Today we live with flat, glowing rectangles that connect us to anything and everything, from our work to our dearest friends. It is an amazing time, and we are fortunate for the virtual connection at our fingertips. But we still need a mug for our morning coffee, a bowl to sit on the kitchen counter to cradle our fruit, and a vase for our flowers. In my work, I strive to impart contemplative beauty to these real, solid objects we reach for and use every day.
polly is a native Vermonter, but has lived a good part of her life elsewhere. Most recently in New Mexico, where she had a studio/gallery in Santa Fe and then in Ribera. In 2011 she moved back to Springfield Vermont, whereshe had a studio--The Clay Shaper--in part of a renovated factory building, the former Gear Shaper. For thirty years or so she has been a potter, using stoneware clays, usually thrown and altered. Often the pots are patterned using a wax-resist technique. Sometimes bits of masking tape are arranged on the pot and then removed after the glaze is applied, leaving a pattern.
Provoking emotion, positive or negative in people, and inspiring conversation through my work is my greatest reward. Clay brings community together through ritual, ceremony, and everyday life. I am honored to help carry on this ancient tradition in our modern society. Meredith studied clay and anthropology at the University of Arizona. She taught fine arts at Navajo Community College for three years and received her Bachelor of Arts in Fine Arts from Goddard College.
Matlakwauhtli Mayforth was a college student in Monterey California when she discovered ceramics. In 1977, she returned to her native state of Vermont, rented space in a pottery studio and went to work. Today, Matlakwauhtli is a studio potter and teaches clay classes for the Town of Bristol.
Evan Williams discovered pottery during his senior year at Syracuse University. He spent a couple years as an apprentice at Simon Pearce in Quechee and Windsor, VT. Evan then worked with Miranda Thomas, student of Michael Cardew, to learn firing, glaze formulation, and decorating techniques. "I make wheel thrown stoneware and porcelain pottery- quintessentially utilitarian pots such as bowls, plates, casseroles and mugs, to more atypical pieces such as adventurously large vase forms and ceramic drums. The glazes I use are based on oriental type glazes.
Noel Bailey was born and raised in Southwest Colorado. He has a M.F.A. from Southern Illinois University Carbondale and a B.A. in Art Education from the University of Northern Colorado. He has had several residencies at Laloba Ranch Clay Center in Steamboat Springs, Colorado as well as an apprenticeship with Potter Bill Wilson, of Montrose, CO. Noel is a utilitarian potter and teacher, currently living in the Mad River Valley, Vermont.
Diane Rosenmiller isn’t sure when she became an artist. Was it the pencil holder she made in kindergarten or the coil vase in seventh grade? Her work has been exhibited and selected for permanent collections all over the country. Diane worked as a pottery instructor in the Frog Hollow that was in Manchester.
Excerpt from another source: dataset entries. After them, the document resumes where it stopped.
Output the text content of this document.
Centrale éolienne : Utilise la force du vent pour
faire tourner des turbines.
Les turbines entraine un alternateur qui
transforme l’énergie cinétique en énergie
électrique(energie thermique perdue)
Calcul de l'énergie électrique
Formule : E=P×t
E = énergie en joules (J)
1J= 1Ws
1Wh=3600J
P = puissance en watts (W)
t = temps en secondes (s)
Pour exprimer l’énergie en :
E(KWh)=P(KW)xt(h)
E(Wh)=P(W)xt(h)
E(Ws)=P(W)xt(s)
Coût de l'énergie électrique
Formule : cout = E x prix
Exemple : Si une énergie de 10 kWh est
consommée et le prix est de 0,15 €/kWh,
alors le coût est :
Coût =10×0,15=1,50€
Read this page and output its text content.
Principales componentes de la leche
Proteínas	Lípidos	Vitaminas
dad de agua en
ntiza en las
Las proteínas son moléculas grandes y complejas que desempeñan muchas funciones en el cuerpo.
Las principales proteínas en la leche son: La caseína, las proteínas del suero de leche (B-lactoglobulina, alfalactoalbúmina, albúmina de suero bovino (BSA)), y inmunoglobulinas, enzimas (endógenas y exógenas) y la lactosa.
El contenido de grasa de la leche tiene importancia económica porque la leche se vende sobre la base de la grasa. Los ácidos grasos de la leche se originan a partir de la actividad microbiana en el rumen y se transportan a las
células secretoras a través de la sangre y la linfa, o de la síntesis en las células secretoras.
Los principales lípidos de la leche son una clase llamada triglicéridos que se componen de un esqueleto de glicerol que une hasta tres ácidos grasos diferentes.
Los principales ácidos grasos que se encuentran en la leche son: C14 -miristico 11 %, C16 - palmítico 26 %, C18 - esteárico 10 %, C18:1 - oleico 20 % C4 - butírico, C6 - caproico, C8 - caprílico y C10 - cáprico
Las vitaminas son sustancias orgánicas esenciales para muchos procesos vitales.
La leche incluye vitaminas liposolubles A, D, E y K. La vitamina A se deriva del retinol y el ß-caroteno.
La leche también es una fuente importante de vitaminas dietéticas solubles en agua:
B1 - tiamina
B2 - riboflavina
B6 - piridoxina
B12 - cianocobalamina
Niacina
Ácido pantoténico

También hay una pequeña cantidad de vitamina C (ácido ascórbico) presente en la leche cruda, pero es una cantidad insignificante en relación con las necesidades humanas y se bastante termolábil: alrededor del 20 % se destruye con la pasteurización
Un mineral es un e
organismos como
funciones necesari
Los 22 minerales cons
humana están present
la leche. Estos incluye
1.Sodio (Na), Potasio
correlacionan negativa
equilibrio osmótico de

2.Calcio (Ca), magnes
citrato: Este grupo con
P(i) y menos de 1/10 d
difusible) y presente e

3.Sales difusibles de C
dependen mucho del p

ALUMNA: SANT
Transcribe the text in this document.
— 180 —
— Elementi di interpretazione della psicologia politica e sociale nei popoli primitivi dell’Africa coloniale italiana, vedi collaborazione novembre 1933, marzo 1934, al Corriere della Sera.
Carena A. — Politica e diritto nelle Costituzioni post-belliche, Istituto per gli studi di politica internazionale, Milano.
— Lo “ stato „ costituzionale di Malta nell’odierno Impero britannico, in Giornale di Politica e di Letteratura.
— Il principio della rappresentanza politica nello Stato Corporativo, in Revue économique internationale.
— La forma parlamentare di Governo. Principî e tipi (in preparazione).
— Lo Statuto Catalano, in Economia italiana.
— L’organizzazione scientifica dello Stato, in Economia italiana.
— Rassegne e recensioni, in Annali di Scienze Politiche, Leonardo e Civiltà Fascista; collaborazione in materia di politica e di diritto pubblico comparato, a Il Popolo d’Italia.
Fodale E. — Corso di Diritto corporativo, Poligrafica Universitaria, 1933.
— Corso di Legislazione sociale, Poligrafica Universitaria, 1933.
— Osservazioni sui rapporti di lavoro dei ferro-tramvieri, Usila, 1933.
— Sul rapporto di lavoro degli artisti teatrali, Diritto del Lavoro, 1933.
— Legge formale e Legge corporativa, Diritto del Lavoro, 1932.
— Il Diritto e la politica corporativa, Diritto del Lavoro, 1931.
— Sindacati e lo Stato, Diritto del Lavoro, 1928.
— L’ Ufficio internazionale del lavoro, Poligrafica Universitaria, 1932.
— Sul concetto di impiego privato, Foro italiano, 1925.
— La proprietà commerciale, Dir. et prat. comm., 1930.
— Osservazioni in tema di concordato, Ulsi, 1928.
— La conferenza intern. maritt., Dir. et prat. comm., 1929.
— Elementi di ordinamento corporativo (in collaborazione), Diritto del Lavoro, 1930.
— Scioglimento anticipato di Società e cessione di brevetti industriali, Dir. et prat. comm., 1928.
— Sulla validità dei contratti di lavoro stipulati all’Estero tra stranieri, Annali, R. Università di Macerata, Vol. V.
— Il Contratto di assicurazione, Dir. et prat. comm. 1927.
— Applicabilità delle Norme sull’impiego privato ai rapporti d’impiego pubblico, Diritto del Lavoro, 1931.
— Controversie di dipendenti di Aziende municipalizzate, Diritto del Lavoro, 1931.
The daughter of a jeweler and a woodworker Eleanora Eden grew up in Berkeley CA, and received her BA in Ceramic Design, studying under Peter Voulkos, at UC Berkeley, and MA in Ceramic Art at San Jose State University A professional studio potter since 1970, she is represented in both private and public collections.
A native Vermonter, Jean Meinhardt’s work has always been primarily focused in the area of the thrown form. After starting her own business in 1991, she became interested in developing her own glazes; she has experimented with many types, and that experimentation has led her to her current unusual glazes.